To test the waters, in 2024 Yadea began a pilot programme with 150,000 food delivery couriers working in Shenzhen, a mega city of 17.8 million people in southern China, reported Shenzhen News. The goal was to enable them to hand in a spent Yadea sodium-ion batteries at its partners' battery-swapping stations in exchange for a fully charged one within 30 seconds, Yadea said.

Yadea and other companies, such as battery-swapping firm Dudu Huandian, have grown so rapidly in Shenzhen the city now aims to become a "battery-swapping city". It aims to install 20,000 charging or swapping pods for various types of batteries for electric scooters in 2025, and 50,000 by 2027, according to Shenzhen Electric Bicycle Industry Association, a trade body that is working with the Shenzhen government to promote battery swapping. The city – which already has a "battery-swapping park" – will build a vast network of battery swapping facilities to enable residents to find a station every five minutes, the trade body says.

Boom and bust

Sodium-ion and lithium-ion batteries have similar structures. The main difference is the ions they use – the particles shuttling back and forth between a battery's positive and negative sides to store and release energy.

Sodium is widely dispersed in the sea and the Earth's crust, making it about 400 times more abundant than lithium. Sodium-ion cells are therefore more accessible and potentially cheaper to produce at scale. They could also free the battery industry from choking points in current supply chains.

Lithium ore is currently predominantly mined in Australia, China and Chile, but the processing of the mineral is concentrated in China, which has nearly 60% of the world's lithium-refining capacity.
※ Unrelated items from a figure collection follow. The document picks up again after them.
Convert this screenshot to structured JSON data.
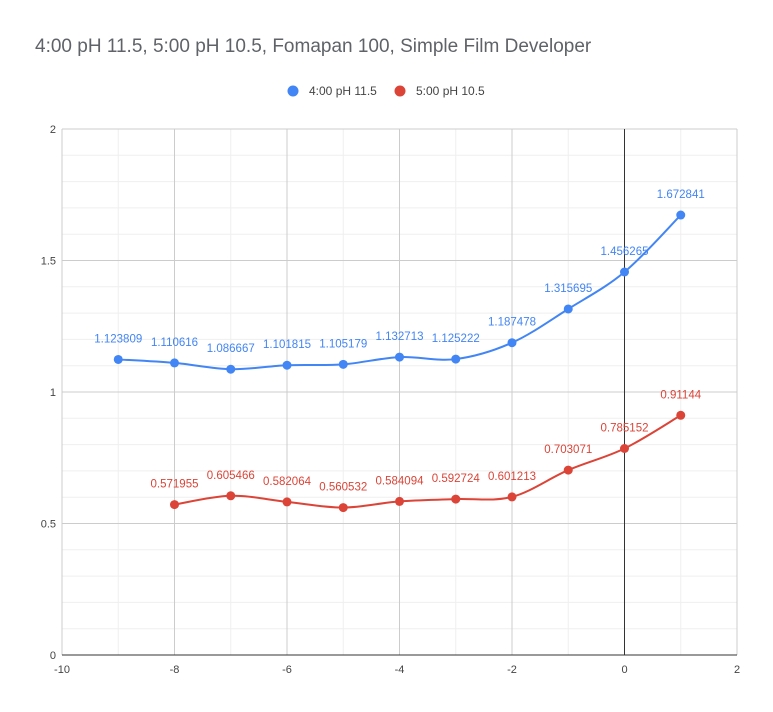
{
  "chart_data": {
    "type": "line",
    "title": "4:00 pH 11.5, 5:00 pH 10.5, Fomapan 100, Simple Film Developer",
    "xlabel": "",
    "ylabel": "",
    "xlim": [
      -10,
      2
    ],
    "ylim": [
      0,
      2
    ],
    "x_ticks": [
      "-10",
      "-8",
      "-6",
      "-4",
      "-2",
      "0",
      "2"
    ],
    "y_ticks": [
      "0",
      "0.5",
      "1",
      "1.5",
      "2"
    ],
    "grid": true,
    "legend_position": "top",
    "series": [
      {
        "name": "4:00 pH 11.5",
        "color": "#4285f4",
        "x": [
          -9,
          -8,
          -7,
          -6,
          -5,
          -4,
          -3,
          -2,
          -1,
          0,
          1
        ],
        "values": [
          1.123809,
          1.110616,
          1.086667,
          1.101815,
          1.105179,
          1.132713,
          1.125222,
          1.187478,
          1.315695,
          1.456265,
          1.672841
        ],
        "labels": [
          "1.123809",
          "1.110616",
          "1.086667",
          "1.101815",
          "1.105179",
          "1.132713",
          "1.125222",
          "1.187478",
          "1.315695",
          "1.456265",
          "1.672841"
        ]
      },
      {
        "name": "5:00 pH 10.5",
        "color": "#db4437",
        "x": [
          -8,
          -7,
          -6,
          -5,
          -4,
          -3,
          -2,
          -1,
          0,
          1
        ],
        "values": [
          0.571955,
          0.605466,
          0.582064,
          0.560532,
          0.584094,
          0.592724,
          0.601213,
          0.703071,
          0.785152,
          0.91144
        ],
        "labels": [
          "0.571955",
          "0.605466",
          "0.582064",
          "0.560532",
          "0.584094",
          "0.592724",
          "0.601213",
          "0.703071",
          "0.785152",
          "0.91144"
        ]
      }
    ]
  }
}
Sodium-ion batteries are not a recent invention. Their fate has been intertwined with that of lithium-ion batteries. The research and development of both cells began about half a century ago, with Japan leading the global effort. But after Japanese electronics company Sony launched the world's first lithium-ion battery in 1991, its huge commercial success led the development of sodium-ion technology to be largely paused – until the beginning of this decade. By then, China had become the dominant battery force worldwide through years of an industrial push by the government.